Currently, Gate has built a systematic capability framework around AI and Web3 integration. The Skills architecture upgrade, built on existing liquidity, product ecosystem, and global user base, accelerates the deep integration of AI with trading, asset management, and on-chain interactions, providing a foundation for higher-frequency, lower-cost, and more deterministic intelligent financial services.
Infrastructure Layer: Building a Native Capability Base for AI Agents
The large-scale deployment of AI agents ultimately depends on the maturity of underlying infrastructure. Gate for AI Agent adopts a clear four-layer architecture, from infrastructure to application, ensuring AI assistants can access crypto capabilities in the most natural way.
The infrastructure layer includes Gate exchanges, decentralized trading aggregators, wallet services, real-time information and on-chain data, and native payment gateways. Among these, the Agent wallet system is especially critical—each AI agent has its own independent wallet, not a shared account or delegated permission, but a programmable, autonomous wallet with payment capabilities. This design guarantees the independence of AI agents in fund management, fundamentally solving the core question of “who controls the funds.”
The protocol layer acts as the central hub of the entire architecture, providing MCP (Model Context Protocol), CLI command-line tools, x402 payment protocol, and A2A communication protocols between agents. By 2026, Gate became one of the first global trading platforms to support MCP Tools, offering over 160 MCP tools for CEXs. Any MCP-compatible AI client can connect to Gate as easily as plugging in a USB device, without custom adaptation for each interaction.
The capability layer offers composable AI Skills, with over 40 pre-built Skills covering market research, trading execution, asset management, on-chain interactions, and information push. The application layer supports developers and end-users, integrating leading AI platforms like Claude, ChatGPT, Gemini, Qwen, OpenClaw, Cursor, Claude Code, and more.
Conclusion
The large-scale deployment of AI agents is superficially a stacking of technical capabilities, but fundamentally hinges on whether execution boundaries can be effectively broken through. Without payment capabilities, AI agents can only advise but cannot act; without clear permission boundaries, fund security and user trust cannot be established; without cost and determinism optimization, high-frequency execution and scalable deployment will remain conceptual.

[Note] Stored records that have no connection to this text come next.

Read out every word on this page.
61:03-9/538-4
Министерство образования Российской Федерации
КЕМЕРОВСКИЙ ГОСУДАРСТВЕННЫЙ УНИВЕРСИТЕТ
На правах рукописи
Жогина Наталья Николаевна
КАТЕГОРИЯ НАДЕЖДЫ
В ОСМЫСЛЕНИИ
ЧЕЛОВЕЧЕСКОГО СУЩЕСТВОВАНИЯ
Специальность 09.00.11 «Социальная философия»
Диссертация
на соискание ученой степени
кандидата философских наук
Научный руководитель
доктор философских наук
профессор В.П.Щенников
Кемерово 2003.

Gate for AI Agent, through the x402 protocol, connects the last mile of payment and settlement; with secondary confirmation and sub-account isolation, it builds multi-layer security barriers; with Skills 2.0 CLI architecture, it achieves cost and efficiency dual optimization; and with a four-layer infrastructure, it provides a native, secure, and efficient execution environment for AI agents.
As of June 2026, the Gate platform has covered over 4,600 spot tokens and includes more than 49 million DEX tokens. When the operability of these assets is transformed into standardized modules directly callable by AI agents, the traditional “user—exchange—market” triangle is being broken. AI agents are no longer just auxiliary tools but are becoming independent market participants—owning accounts, holding assets, executing strategies, and completing payments.

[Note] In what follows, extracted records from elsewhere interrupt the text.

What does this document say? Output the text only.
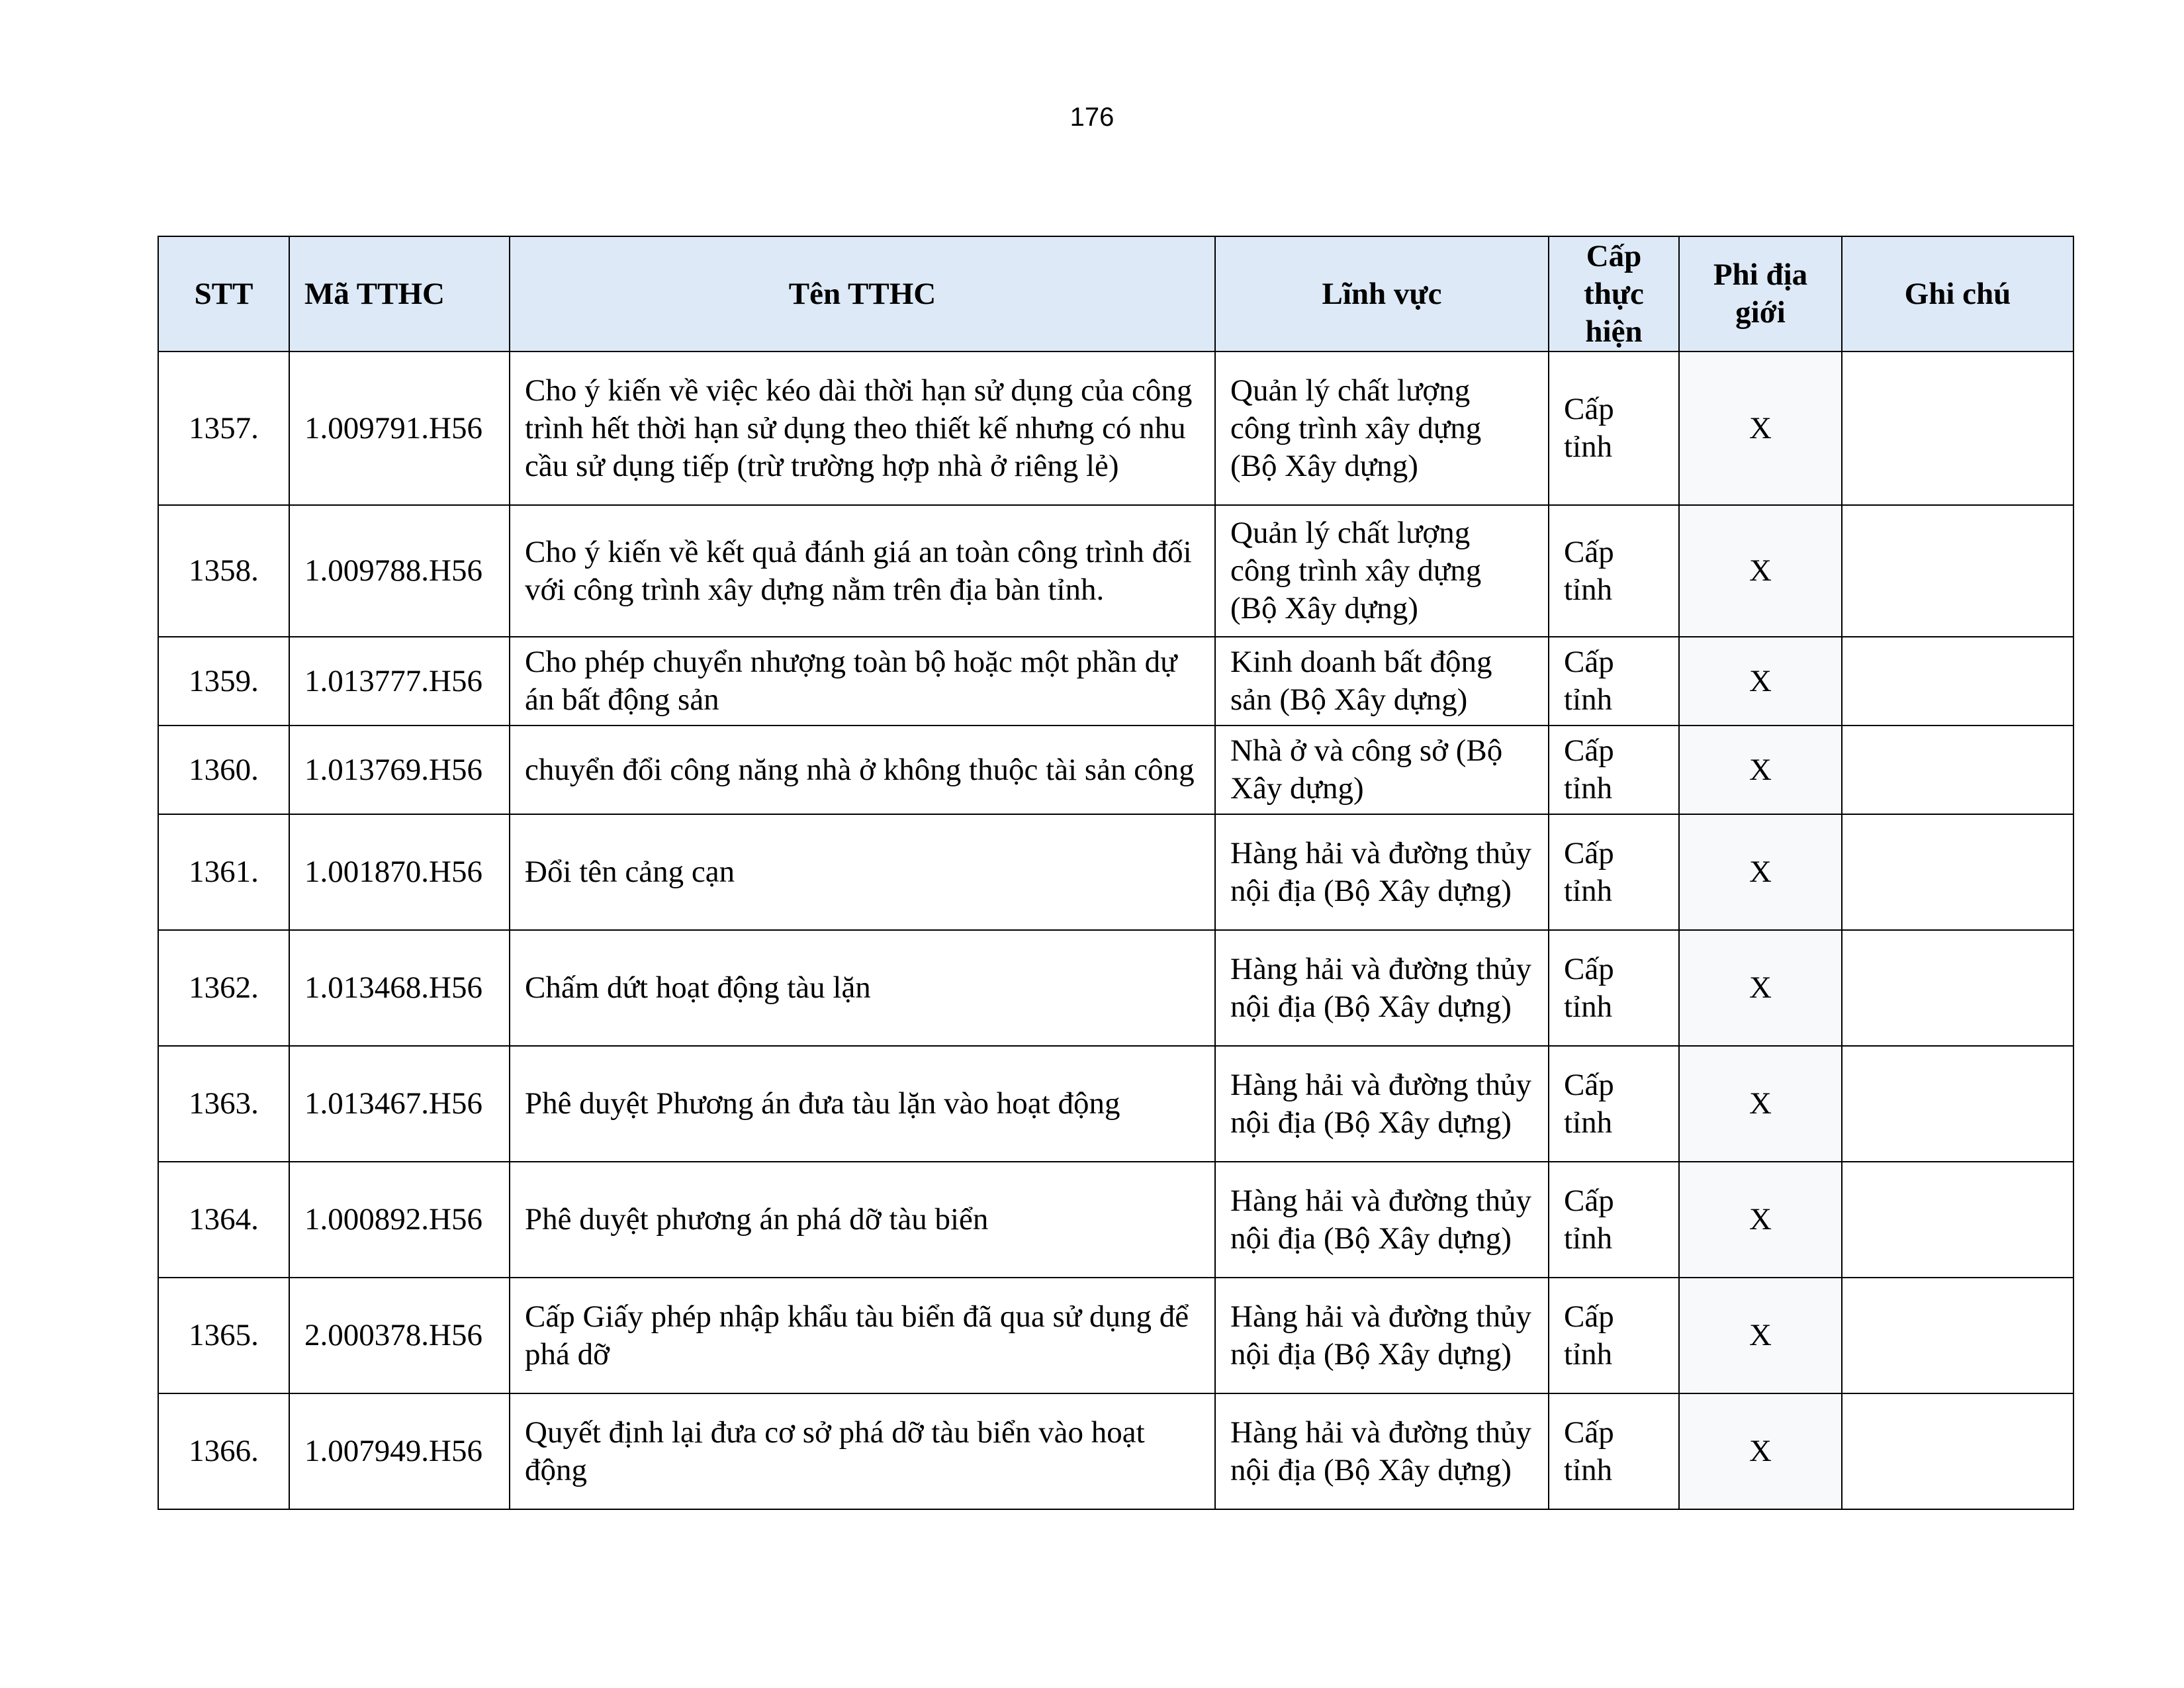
176
STT	Mã TTHC	Tên TTHC	Lĩnh vực	Cấp thực hiện	Phi địa giới	Ghi chú
1357.	1.009791.H56	Cho ý kiến về việc kéo dài thời hạn sử dụng của công trình hết thời hạn sử dụng theo thiết kế nhưng có nhu cầu sử dụng tiếp (trừ trường hợp nhà ở riêng lẻ)	Quản lý chất lượng công trình xây dựng (Bộ Xây dựng)	Cấp tỉnh	X	
1358.	1.009788.H56	Cho ý kiến về kết quả đánh giá an toàn công trình đối với công trình xây dựng nằm trên địa bàn tỉnh.	Quản lý chất lượng công trình xây dựng (Bộ Xây dựng)	Cấp tỉnh	X	
1359.	1.013777.H56	Cho phép chuyển nhượng toàn bộ hoặc một phần dự án bất động sản	Kinh doanh bất động sản (Bộ Xây dựng)	Cấp tỉnh	X	
1360.	1.013769.H56	chuyển đổi công năng nhà ở không thuộc tài sản công	Nhà ở và công sở (Bộ Xây dựng)	Cấp tỉnh	X	
1361.	1.001870.H56	Đổi tên cảng cạn	Hàng hải và đường thủy nội địa (Bộ Xây dựng)	Cấp tỉnh	X	
1362.	1.013468.H56	Chấm dứt hoạt động tàu lặn	Hàng hải và đường thủy nội địa (Bộ Xây dựng)	Cấp tỉnh	X	
1363.	1.013467.H56	Phê duyệt Phương án đưa tàu lặn vào hoạt động	Hàng hải và đường thủy nội địa (Bộ Xây dựng)	Cấp tỉnh	X	
1364.	1.000892.H56	Phê duyệt phương án phá dỡ tàu biển	Hàng hải và đường thủy nội địa (Bộ Xây dựng)	Cấp tỉnh	X	
1365.	2.000378.H56	Cấp Giấy phép nhập khẩu tàu biển đã qua sử dụng để phá dỡ	Hàng hải và đường thủy nội địa (Bộ Xây dựng)	Cấp tỉnh	X	
1366.	1.007949.H56	Quyết định lại đưa cơ sở phá dỡ tàu biển vào hoạt động	Hàng hải và đường thủy nội địa (Bộ Xây dựng)	Cấp tỉnh	X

As mainstream AI agent frameworks (such as Claude Code, Cursor, OpenClaw) gradually default to integrating MCP clients, the choice of platform for AI agent developers will directly influence the distribution of traffic within the agent economy. Gate for AI Agent’s strategic layout in this direction is not merely about feature stacking but about seizing the entry point of the AI agent ecosystem at the protocol layer.